DAVID HARVEY is Distinguished Professor of Anthropology at the Graduate Center of the City University of New York. His many books include A Brief History of Neoliberalism and Spaces of Global Capitalism: Towards a Theory of Uneven Geographical Development.
A penetrating analysis of contemporary urbanism which may indeed be
the signal for a change of direction, if not a revolution, in
geographic thought. The time is certainly ripe for this. But it
will appeal to and stimulate many other disciplines and
professions. It will be controversial for it brings into question
concepts and values that are fundamental to our way of life.
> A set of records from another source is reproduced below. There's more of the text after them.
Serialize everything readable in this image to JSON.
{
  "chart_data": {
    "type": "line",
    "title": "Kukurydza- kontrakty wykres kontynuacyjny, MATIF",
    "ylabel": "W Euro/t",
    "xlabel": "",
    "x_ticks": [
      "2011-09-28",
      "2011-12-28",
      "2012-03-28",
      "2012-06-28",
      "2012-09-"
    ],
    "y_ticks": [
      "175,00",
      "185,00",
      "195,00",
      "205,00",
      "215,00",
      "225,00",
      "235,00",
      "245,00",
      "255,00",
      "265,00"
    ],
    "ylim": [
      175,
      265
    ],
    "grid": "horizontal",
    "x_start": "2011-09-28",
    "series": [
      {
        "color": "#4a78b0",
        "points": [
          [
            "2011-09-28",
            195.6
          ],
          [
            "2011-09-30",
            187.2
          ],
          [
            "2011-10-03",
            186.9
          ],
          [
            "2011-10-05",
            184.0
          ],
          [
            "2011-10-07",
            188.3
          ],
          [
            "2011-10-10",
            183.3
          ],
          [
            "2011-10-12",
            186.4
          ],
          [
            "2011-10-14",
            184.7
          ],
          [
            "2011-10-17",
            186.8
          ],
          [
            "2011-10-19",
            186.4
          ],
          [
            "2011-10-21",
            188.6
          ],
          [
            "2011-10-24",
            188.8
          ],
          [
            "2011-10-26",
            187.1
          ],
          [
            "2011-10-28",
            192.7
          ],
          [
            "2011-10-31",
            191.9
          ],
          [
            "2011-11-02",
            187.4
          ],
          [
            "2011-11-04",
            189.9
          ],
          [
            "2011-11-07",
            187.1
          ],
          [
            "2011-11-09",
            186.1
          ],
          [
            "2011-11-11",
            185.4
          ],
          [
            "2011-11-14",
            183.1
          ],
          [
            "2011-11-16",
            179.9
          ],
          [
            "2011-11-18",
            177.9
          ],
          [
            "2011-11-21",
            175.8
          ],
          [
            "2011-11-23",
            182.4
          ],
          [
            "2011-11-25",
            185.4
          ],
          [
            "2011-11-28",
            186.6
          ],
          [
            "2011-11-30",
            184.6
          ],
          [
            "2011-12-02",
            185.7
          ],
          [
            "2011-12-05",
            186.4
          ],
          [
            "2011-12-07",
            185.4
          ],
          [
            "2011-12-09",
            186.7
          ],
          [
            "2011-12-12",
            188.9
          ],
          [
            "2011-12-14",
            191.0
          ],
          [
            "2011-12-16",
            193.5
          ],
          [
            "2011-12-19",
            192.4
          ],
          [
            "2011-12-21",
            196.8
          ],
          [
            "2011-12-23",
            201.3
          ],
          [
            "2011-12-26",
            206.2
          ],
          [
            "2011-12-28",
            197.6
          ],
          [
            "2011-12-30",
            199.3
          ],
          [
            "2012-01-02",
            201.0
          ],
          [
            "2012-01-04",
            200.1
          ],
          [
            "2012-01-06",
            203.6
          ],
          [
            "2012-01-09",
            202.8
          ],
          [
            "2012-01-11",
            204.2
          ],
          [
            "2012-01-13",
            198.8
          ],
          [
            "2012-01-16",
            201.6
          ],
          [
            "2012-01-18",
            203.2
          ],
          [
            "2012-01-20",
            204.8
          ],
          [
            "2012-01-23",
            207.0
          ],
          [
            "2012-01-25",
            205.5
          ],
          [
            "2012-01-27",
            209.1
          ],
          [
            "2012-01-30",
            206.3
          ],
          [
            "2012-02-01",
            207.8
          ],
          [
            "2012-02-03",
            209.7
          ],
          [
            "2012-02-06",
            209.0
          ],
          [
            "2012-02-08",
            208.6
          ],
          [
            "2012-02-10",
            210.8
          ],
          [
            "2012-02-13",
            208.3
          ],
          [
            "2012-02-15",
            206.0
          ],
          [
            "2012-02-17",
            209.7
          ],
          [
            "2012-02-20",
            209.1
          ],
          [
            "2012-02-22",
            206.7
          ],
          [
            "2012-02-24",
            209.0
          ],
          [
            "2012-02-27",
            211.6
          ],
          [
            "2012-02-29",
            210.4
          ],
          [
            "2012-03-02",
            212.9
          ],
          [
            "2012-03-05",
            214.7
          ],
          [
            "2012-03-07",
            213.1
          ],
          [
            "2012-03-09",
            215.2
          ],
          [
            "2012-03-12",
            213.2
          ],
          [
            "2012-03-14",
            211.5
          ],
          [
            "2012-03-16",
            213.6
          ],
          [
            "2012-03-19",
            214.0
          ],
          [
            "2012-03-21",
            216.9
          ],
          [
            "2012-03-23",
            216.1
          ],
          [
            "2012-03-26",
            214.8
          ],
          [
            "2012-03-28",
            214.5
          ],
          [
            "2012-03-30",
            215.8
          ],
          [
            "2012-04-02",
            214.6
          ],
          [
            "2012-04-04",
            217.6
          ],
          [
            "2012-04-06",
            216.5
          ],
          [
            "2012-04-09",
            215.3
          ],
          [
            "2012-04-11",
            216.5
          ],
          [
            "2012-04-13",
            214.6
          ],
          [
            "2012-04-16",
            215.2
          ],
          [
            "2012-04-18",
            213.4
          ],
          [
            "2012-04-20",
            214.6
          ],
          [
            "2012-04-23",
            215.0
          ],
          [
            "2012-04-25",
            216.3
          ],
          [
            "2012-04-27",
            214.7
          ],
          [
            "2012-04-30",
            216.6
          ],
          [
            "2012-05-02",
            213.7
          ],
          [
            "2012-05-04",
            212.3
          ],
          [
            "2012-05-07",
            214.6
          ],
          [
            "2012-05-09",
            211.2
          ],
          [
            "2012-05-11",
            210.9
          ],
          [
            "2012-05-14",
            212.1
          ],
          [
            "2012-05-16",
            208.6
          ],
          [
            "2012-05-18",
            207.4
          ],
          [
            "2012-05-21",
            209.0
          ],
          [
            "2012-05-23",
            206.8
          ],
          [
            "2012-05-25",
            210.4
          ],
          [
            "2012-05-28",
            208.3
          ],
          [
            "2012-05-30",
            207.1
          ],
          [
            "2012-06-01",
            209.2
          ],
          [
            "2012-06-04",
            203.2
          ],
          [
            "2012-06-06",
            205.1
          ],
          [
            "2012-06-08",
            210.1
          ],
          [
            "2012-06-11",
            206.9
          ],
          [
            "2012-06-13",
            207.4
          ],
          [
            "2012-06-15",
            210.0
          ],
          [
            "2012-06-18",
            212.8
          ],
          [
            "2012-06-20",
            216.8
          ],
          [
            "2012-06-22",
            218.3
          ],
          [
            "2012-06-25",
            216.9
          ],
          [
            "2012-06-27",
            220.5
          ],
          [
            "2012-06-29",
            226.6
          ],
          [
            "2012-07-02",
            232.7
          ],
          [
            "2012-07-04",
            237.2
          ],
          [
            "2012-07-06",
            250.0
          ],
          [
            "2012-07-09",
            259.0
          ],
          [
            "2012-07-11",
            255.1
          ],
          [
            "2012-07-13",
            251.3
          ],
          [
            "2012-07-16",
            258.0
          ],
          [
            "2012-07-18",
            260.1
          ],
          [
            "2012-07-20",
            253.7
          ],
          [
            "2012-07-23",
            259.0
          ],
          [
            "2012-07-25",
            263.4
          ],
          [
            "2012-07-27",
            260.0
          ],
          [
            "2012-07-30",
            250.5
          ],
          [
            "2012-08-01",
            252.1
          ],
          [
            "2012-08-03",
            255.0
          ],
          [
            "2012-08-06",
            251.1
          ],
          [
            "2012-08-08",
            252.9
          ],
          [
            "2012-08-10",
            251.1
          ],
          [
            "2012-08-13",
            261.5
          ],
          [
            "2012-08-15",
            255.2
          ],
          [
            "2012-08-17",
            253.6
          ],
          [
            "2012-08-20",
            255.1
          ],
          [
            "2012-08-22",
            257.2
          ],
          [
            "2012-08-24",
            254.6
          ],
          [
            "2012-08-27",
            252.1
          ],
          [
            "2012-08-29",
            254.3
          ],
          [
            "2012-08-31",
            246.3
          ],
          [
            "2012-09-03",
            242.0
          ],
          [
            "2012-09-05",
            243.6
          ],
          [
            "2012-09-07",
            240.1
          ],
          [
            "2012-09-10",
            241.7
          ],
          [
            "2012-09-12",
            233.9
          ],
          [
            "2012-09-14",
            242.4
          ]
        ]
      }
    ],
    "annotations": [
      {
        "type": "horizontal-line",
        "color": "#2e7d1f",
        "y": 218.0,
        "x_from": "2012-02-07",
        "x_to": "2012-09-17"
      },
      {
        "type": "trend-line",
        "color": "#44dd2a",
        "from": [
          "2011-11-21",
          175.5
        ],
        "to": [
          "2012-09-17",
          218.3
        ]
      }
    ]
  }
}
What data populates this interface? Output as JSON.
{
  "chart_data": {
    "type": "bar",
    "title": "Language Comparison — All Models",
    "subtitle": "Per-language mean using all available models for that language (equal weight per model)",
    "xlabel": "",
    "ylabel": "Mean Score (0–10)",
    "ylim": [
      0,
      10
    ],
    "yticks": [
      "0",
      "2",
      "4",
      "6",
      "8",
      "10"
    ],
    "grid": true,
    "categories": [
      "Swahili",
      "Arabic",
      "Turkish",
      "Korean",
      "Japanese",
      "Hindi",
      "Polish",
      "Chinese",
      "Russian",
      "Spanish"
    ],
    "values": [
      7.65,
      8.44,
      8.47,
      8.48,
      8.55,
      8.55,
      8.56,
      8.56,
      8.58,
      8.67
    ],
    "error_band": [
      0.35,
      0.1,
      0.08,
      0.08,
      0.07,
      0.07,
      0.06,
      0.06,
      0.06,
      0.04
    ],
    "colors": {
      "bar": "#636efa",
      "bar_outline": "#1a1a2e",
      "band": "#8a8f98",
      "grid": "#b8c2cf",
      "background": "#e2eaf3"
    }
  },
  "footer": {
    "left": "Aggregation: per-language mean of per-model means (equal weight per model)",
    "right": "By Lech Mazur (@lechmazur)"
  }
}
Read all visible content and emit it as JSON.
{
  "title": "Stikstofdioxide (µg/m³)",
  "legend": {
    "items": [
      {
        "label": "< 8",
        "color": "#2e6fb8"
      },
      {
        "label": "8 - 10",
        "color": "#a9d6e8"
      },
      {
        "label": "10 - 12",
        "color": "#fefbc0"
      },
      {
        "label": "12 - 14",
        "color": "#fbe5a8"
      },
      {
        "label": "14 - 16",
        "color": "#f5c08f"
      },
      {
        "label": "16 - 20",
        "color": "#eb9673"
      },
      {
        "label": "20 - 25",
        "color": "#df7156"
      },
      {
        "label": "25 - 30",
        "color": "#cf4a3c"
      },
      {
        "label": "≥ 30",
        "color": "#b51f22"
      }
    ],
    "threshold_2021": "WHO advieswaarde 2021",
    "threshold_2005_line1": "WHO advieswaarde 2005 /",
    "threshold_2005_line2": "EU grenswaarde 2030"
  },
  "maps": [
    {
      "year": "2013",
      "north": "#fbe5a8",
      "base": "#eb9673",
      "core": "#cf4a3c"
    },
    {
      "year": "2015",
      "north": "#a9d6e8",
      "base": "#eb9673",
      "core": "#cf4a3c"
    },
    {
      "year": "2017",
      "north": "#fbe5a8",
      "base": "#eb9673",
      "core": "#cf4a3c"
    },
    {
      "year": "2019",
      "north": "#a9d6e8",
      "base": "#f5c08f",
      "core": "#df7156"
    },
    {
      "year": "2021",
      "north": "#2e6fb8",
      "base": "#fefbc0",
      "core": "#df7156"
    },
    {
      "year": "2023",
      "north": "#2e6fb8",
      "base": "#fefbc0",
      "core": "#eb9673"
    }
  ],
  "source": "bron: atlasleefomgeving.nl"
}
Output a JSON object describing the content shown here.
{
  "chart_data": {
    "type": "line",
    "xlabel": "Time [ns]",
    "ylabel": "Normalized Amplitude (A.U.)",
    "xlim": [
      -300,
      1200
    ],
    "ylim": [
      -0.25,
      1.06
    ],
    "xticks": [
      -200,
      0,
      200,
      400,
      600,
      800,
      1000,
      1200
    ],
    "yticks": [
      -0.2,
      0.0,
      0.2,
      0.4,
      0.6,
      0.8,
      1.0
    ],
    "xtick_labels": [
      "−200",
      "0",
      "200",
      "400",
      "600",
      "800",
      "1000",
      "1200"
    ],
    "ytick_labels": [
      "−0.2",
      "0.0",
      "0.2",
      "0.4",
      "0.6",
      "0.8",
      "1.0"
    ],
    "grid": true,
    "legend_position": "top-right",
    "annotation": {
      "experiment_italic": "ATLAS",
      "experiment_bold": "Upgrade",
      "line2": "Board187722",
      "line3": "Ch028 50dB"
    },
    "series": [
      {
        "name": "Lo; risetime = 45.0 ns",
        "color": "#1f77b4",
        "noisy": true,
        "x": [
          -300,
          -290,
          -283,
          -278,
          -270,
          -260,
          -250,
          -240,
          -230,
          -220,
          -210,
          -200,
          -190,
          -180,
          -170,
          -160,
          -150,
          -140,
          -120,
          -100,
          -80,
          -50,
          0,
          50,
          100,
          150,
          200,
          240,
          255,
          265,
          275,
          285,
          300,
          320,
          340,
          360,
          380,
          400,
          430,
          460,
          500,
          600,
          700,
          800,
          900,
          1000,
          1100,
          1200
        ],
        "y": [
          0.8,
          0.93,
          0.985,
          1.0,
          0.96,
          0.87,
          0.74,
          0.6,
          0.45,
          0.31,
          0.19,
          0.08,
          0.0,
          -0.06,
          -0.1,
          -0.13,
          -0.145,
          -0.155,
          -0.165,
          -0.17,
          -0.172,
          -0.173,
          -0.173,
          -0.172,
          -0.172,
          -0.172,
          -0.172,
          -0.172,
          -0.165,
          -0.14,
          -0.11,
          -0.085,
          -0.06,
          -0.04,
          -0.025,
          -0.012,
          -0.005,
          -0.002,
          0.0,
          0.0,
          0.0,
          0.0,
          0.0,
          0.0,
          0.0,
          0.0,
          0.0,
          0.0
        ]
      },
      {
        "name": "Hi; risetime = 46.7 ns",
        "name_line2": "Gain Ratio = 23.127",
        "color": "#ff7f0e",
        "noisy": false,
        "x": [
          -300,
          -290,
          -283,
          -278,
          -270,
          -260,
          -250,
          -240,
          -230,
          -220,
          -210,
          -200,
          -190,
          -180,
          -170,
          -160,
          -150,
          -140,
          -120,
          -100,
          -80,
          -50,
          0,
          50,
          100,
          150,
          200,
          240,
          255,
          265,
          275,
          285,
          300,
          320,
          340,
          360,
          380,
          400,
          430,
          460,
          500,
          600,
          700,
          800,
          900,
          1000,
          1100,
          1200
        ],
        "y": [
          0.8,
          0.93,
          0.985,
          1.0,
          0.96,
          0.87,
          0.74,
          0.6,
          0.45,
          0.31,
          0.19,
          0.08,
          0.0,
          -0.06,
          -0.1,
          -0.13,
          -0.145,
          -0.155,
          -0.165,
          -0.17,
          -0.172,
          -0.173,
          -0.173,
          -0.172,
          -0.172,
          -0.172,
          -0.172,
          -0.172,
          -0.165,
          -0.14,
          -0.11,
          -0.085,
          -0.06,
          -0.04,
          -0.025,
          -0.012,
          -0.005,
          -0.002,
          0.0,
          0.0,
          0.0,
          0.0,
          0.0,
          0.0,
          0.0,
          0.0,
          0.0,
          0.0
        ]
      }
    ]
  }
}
*Times Higher Education Supplement*
One of the most influential books in human geography, Social
Justice and the City is a generative work that has influenced
decades of urban studies scholars. Harvey skillfully demonstrates
the material forces that produce cities, urban geographies, and the
problems that are often associated with them. In so doing, he
opened up new territory for understanding some of the fundamental
and enduring problems of the city.
*author of Black, Brown, Yellow, and Left: Radical Activism in
Los Angeles*
This book, in fact, provides the dimension that is almost entirely
missing from the work of most critics, journalists, or historians
who describe and discuss the contemporary city or the development
of the modern movement in architecture.
*Architects Journal*
A good book, by any standards, and it is to be hoped that even
those many of the author's colleagues in geography, economics, and
sociology, who may suspect that the dose of theoretical Marxism
which we are offered here is too undiluted, may nonetheless ask
themselves whether they can, either through some type of
revisionism, or by starting elsewhere, offer a better or more
comprehensive theory of the city.
*Times Literary Supplement*
A solid and much-needed achievement.
*Geographical Review*
Social Justice and the City has rightfully been an influential
work, particularly among geographers. It is admirable not only in
its systematic questioning of the traditional explanations of urban
problems, but in insisting on a comprehensive view in explaining
social phenomena. It is a refreshing work because of the
paradigmatic change that is mapped in the course of the essays.
*Ethics*
Establishes David Harvey as one of the most fertile and fruitful
scholars working in the field of urban studies at the present time.
It also makes quite clear that urban geography and non-Marxist
urban economics can never be quite the same again.
*Urban Studies*
The adage that we become more conservative as we grow older is but
one of several comfortable notions that are profoundly shaken in
this extraordinary book. . . . Social Justice and the City contains
a wealth of convincing and unconvincing, disturbing and
reinforcing, but usually provocative ideas.